LOL…You think much like your Rams play.


Nope, I waited to get loaded until later on last night. Does that qualifiy me for the death penalty as well in your world? And nope! I didn’t “steotype” you, you took care of that yourself with the combination of your post AND your moniker. Good Job!


Answer me this Mr. Pilot; why is it in the most “civilized” country in the world, the one who pushes down the throats of every other country in the world thier moral agenda and “justice” has one of the highest per capita murder rates in the world (92nd out of 218) ? Why does it have one of the highest violent crime rates per capita in the world (again, 92nd out of 218)? All of that AND we have the death penalty to boot? Geeeee! I guess when the “Bitch, bitch, bitch” isn’t gratifying enough and you can’t get enough killing on your game console you need to include the mentaly ill to fill your cup of death, right?


One other thing… If it takes gettin’ high to see the absolute hypocracy folks like you represent? May I suggest a bowl full of some good Northern Cal’ Red Haired Sesamea (still one of THE best)? Then sit down and read what most of the highest law enforcement officials in this country have to say about the relivance of the death penalty in our modern society. The combination of the two should clear a few things up for ya’!


Maybe I made a mistake, maybe not high but certainly manic.


But, who really cares anyway?


Oh, here we go…… Manic? Did you just put me in the company of the likes of Churchill, Einstein, FDR and the many, many, MANY other world renowned figures who now would be “classified” as such? I don’t think I come close to measuring up but I do appreciate the nod…


Who really cares? You, that’s who! Or is that just compulsiveness on your part? If so I got a cure….


Smoke some! It works if you work it!


By-the-way, insulting me stopped shutting me up when I was four; nice try but just like the death penalty it’s no real deterrent…


Mr. Cooper, this doesn’t surprise you does it? In country that condones, produces and replicates violence on every level is it any surprise we would take the likes of a fictional character and bring it to a level of legal precedence? Why not?
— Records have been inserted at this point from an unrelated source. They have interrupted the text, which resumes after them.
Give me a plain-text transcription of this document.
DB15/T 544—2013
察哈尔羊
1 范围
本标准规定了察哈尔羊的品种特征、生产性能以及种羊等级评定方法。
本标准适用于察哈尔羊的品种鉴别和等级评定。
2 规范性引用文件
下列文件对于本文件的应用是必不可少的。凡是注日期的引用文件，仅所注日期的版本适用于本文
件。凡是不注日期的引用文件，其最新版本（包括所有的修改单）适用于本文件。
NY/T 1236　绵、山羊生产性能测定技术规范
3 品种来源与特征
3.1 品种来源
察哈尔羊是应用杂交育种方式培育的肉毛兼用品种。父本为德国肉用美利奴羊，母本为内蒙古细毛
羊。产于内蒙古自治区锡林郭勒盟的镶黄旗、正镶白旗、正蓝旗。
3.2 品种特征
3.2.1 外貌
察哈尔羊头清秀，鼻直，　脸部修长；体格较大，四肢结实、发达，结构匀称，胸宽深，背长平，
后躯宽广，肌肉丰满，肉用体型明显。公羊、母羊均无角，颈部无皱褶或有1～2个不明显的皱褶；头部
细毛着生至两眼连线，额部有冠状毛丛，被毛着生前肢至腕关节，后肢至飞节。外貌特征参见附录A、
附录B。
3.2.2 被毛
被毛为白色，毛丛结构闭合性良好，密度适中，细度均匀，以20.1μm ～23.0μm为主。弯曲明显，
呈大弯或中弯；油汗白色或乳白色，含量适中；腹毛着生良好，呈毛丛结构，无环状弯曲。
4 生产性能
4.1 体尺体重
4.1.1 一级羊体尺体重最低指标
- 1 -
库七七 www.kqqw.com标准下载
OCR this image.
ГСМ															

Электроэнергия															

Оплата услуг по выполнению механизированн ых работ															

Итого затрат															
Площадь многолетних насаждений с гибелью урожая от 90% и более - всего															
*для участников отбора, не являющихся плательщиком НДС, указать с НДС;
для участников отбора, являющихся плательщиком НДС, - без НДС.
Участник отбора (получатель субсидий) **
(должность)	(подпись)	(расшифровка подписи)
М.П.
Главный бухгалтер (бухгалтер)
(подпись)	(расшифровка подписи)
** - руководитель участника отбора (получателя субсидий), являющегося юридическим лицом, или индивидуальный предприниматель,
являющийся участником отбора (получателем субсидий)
To those of us who have had to deal with the legal system without the benefit of money, pedigry or connection(s) Lady Justice herself is a fictional character.
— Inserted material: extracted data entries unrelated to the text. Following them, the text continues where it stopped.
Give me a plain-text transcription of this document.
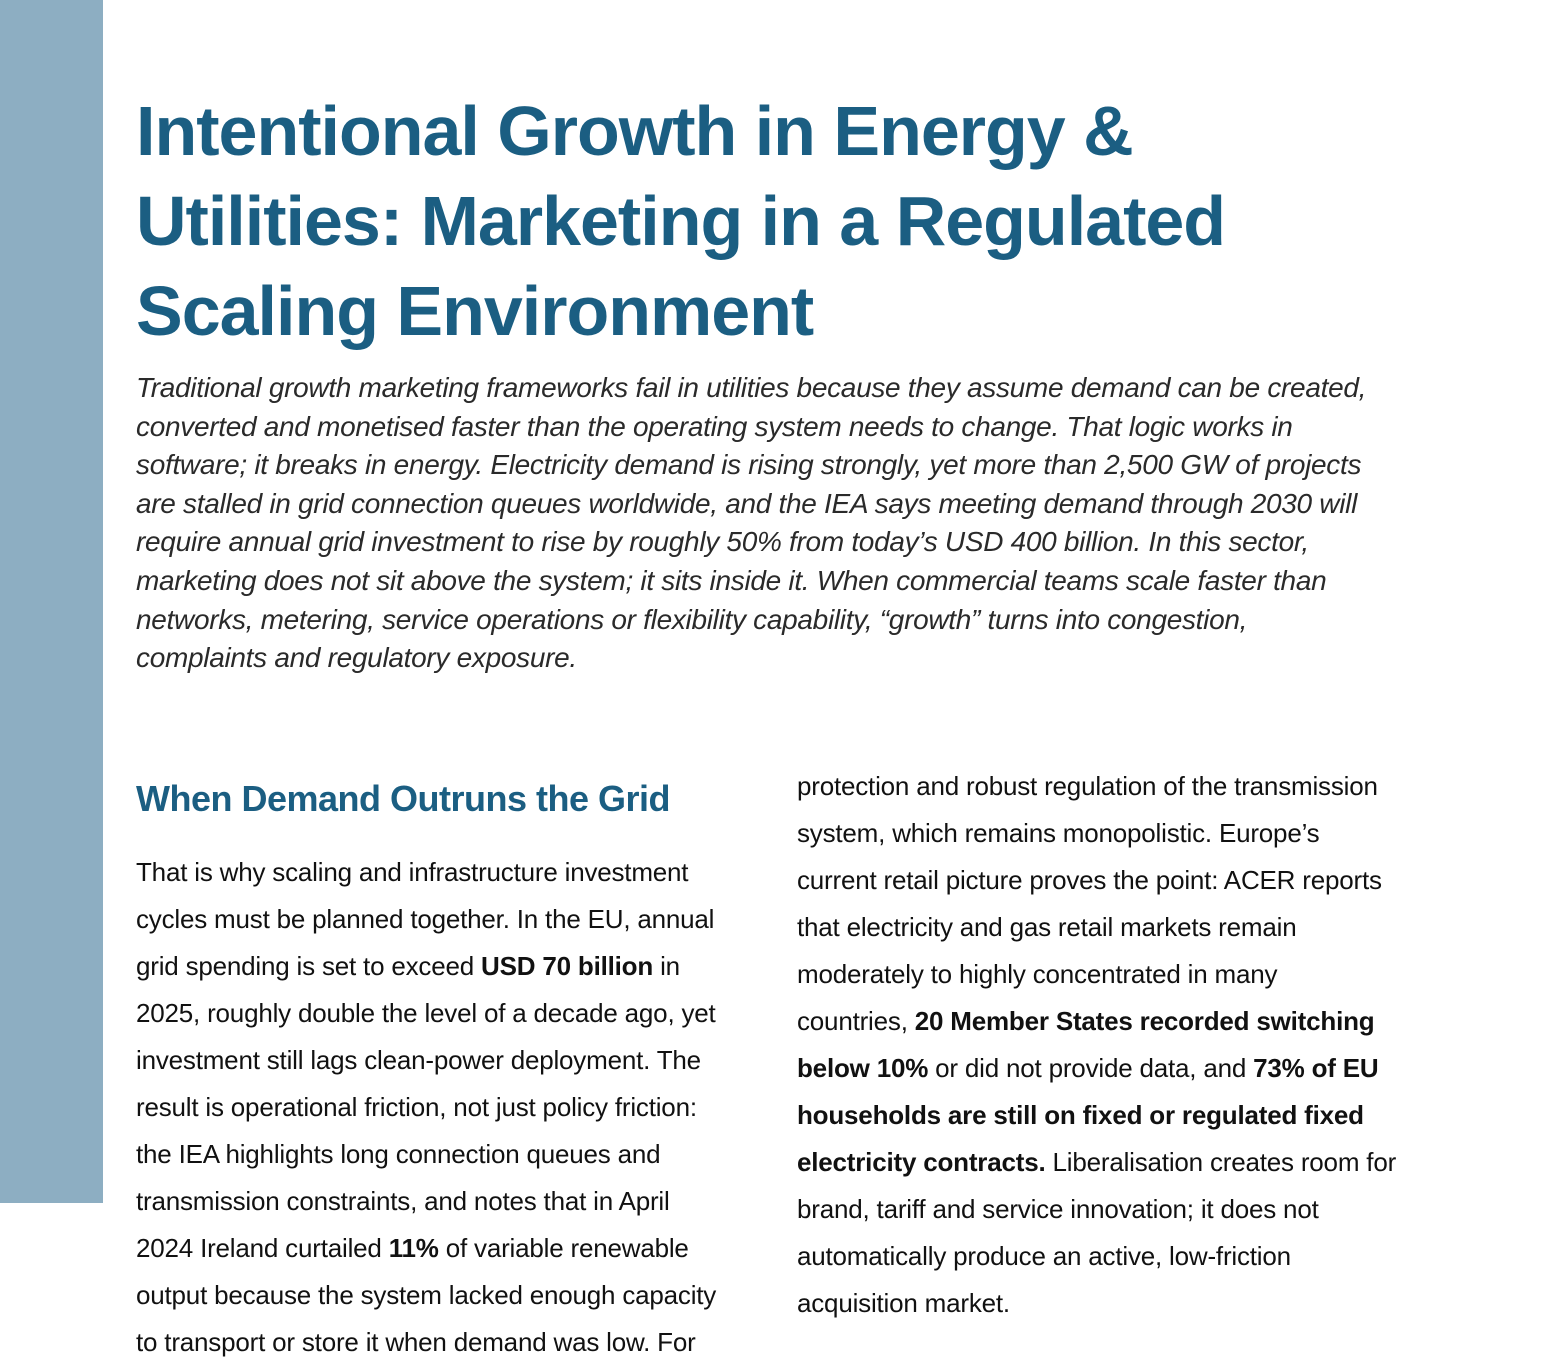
Intentional Growth in Energy &
Utilities: Marketing in a Regulated
Scaling Environment

Traditional growth marketing frameworks fail in utilities because they assume demand can be created,
converted and monetised faster than the operating system needs to change. That logic works in
software; it breaks in energy. Electricity demand is rising strongly, yet more than 2,500 GW of projects
are stalled in grid connection queues worldwide, and the IEA says meeting demand through 2030 will
require annual grid investment to rise by roughly 50% from today’s USD 400 billion. In this sector,
marketing does not sit above the system; it sits inside it. When commercial teams scale faster than
networks, metering, service operations or flexibility capability, “growth” turns into congestion,
complaints and regulatory exposure.

When Demand Outruns the Grid
That is why scaling and infrastructure investment
cycles must be planned together. In the EU, annual
grid spending is set to exceed USD 70 billion in
2025, roughly double the level of a decade ago, yet
investment still lags clean-power deployment. The
result is operational friction, not just policy friction:
the IEA highlights long connection queues and
transmission constraints, and notes that in April
2024 Ireland curtailed 11% of variable renewable
output because the system lacked enough capacity
to transport or store it when demand was low. For
protection and robust regulation of the transmission
system, which remains monopolistic. Europe’s
current retail picture proves the point: ACER reports
that electricity and gas retail markets remain
moderately to highly concentrated in many
countries, 20 Member States recorded switching
below 10% or did not provide data, and 73% of EU
households are still on fixed or regulated fixed
electricity contracts. Liberalisation creates room for
brand, tariff and service innovation; it does not
automatically produce an active, low-friction
acquisition market.
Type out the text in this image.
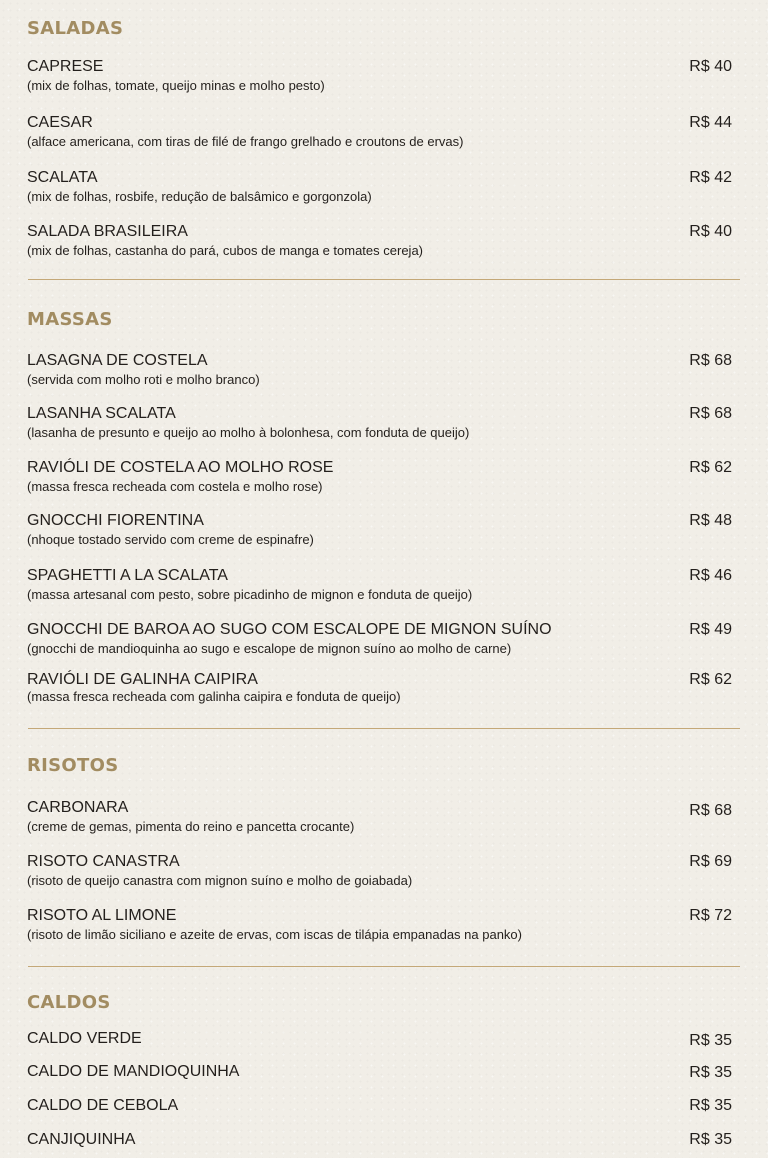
SALADAS
CAPRESE
(mix de folhas, tomate, queijo minas e molho pesto)
R$ 40
CAESAR
(alface americana, com tiras de filé de frango grelhado e croutons de ervas)
R$ 44
SCALATA
(mix de folhas, rosbife, redução de balsâmico e gorgonzola)
R$ 42
SALADA BRASILEIRA
(mix de folhas, castanha do pará, cubos de manga e tomates cereja)
R$ 40
MASSAS
LASAGNA DE COSTELA
(servida com molho roti e molho branco)
R$ 68
LASANHA SCALATA
(lasanha de presunto e queijo ao molho à bolonhesa, com fonduta de queijo)
R$ 68
RAVIÓLI DE COSTELA AO MOLHO ROSE
(massa fresca recheada com costela e molho rose)
R$ 62
GNOCCHI FIORENTINA
(nhoque tostado servido com creme de espinafre)
R$ 48
SPAGHETTI A LA SCALATA
(massa artesanal com pesto, sobre picadinho de mignon e fonduta de queijo)
R$ 46
GNOCCHI DE BAROA AO SUGO COM ESCALOPE DE MIGNON SUÍNO
(gnocchi de mandioquinha ao sugo e escalope de mignon suíno ao molho de carne)
R$ 49
RAVIÓLI DE GALINHA CAIPIRA
(massa fresca recheada com galinha caipira e fonduta de queijo)
R$ 62
RISOTOS
CARBONARA
(creme de gemas, pimenta do reino e pancetta crocante)
R$ 68
RISOTO CANASTRA
(risoto de queijo canastra com mignon suíno e molho de goiabada)
R$ 69
RISOTO AL LIMONE
(risoto de limão siciliano e azeite de ervas, com iscas de tilápia empanadas na panko)
R$ 72
CALDOS
CALDO VERDE	R$ 35
CALDO DE MANDIOQUINHA	R$ 35
CALDO DE CEBOLA	R$ 35
CANJIQUINHA	R$ 35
I read, and re-read this article, waiting for the point. I guess, if one searches hard, one could determine that the author is opposed to the death penalty, but never find the reasoning for the opposition.


For the record, I am troubled with the death penalty, but when I read meaningless priveleged-guilt ramblings such as this, I have to question myself.


I would suggest that maybe the author take his wife and go east a bit one evening and stroll the streets of Salinas at night. If he survives another opinion may be noted.